Elliptic-regularization of nonpotential perturbations of doubly-nonlinear gradient flows of nonconvex energies: A variational approach

TL;DR

This paper develops a variational method with elliptic-in-time regularization to prove the existence of strong solutions for doubly-nonlinear gradient flows with nonpotential perturbations, extending the analysis to concrete PDE applications.

Contribution

It introduces a novel variational framework and fixed-point approach for doubly-nonlinear flows with nonpotential perturbations, including an elliptic-in-time regularization technique.

Findings

Established existence of strong solutions via regularization and fixed-point methods.

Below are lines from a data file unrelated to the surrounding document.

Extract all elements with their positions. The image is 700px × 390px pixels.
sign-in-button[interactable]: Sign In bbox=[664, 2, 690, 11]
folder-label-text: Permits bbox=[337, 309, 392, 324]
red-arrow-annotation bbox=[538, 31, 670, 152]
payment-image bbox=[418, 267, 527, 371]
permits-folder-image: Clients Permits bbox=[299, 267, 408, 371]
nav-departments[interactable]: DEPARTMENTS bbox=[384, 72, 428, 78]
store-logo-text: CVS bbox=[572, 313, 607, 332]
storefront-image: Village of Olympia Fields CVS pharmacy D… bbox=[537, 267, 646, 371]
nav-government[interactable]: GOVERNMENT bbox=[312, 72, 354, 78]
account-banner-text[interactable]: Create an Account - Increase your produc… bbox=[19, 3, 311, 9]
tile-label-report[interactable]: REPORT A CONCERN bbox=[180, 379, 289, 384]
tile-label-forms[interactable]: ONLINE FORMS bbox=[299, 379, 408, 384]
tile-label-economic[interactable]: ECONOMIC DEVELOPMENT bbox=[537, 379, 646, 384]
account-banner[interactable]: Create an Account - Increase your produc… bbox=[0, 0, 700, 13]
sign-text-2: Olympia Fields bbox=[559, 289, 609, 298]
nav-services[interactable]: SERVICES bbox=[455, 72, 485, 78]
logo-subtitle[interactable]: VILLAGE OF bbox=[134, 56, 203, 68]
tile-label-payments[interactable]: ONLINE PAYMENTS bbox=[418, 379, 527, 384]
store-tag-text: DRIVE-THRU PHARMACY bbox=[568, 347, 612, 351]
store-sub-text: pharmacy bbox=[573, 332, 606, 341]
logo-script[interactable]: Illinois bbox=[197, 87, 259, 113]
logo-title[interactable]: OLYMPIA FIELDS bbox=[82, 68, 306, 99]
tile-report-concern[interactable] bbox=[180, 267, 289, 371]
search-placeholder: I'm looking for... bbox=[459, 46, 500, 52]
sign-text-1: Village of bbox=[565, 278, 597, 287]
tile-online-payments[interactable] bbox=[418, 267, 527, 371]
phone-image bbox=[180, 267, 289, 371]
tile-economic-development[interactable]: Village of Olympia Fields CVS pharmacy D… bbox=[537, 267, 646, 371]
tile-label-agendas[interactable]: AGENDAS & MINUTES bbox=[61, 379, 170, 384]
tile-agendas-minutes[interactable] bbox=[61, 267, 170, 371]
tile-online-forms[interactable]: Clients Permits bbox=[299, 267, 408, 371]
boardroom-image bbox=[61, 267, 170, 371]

Developed a variational approach applicable to nonconvex energies with perturbations.

Extended the theory to specific PDE models.

Abstract

This paper presents a variational approach to doubly-nonlinear (gradient) flows (P) of nonconvex energies along with nonpotential perturbations (i.e., perturbation terms without any potential structures). An elliptic-in-time regularization of the original equation ${\rm (P)}_\varepsilon$ is introduced, and then, a variational approach and a fixed-point argument are employed to prove existence of strong solutions to regularized equations. More precisely, we introduce a functional (defined for each entire trajectory and including a small approximation parameter $\varepsilon$) whose Euler-Lagrange equation corresponds to the elliptic-in-time regularization of an unperturbed (i.e. without nonpotential perturbations) doubly-nonlinear flow. Secondly, due to the presence of nonpotential perturbation, a fixed-point argument is performed to construct strong solutions $u_\varepsilon$ to the elliptic-in-time regularized equations ${\rm (P)}_\varepsilon$. Here, the minimization problem mentioned above defines an operator $S$ whose fixed point corresponds to a solution $u_\varepsilon$ of ${\rm (P)}_\varepsilon$. Finally, a strong solution to the original equation (P) is obtained by passing to the limit of $u_\varepsilon$ as $\varepsilon \to 0$. Applications of the abstract theory developed in the present paper to concrete PDEs are also exhibited.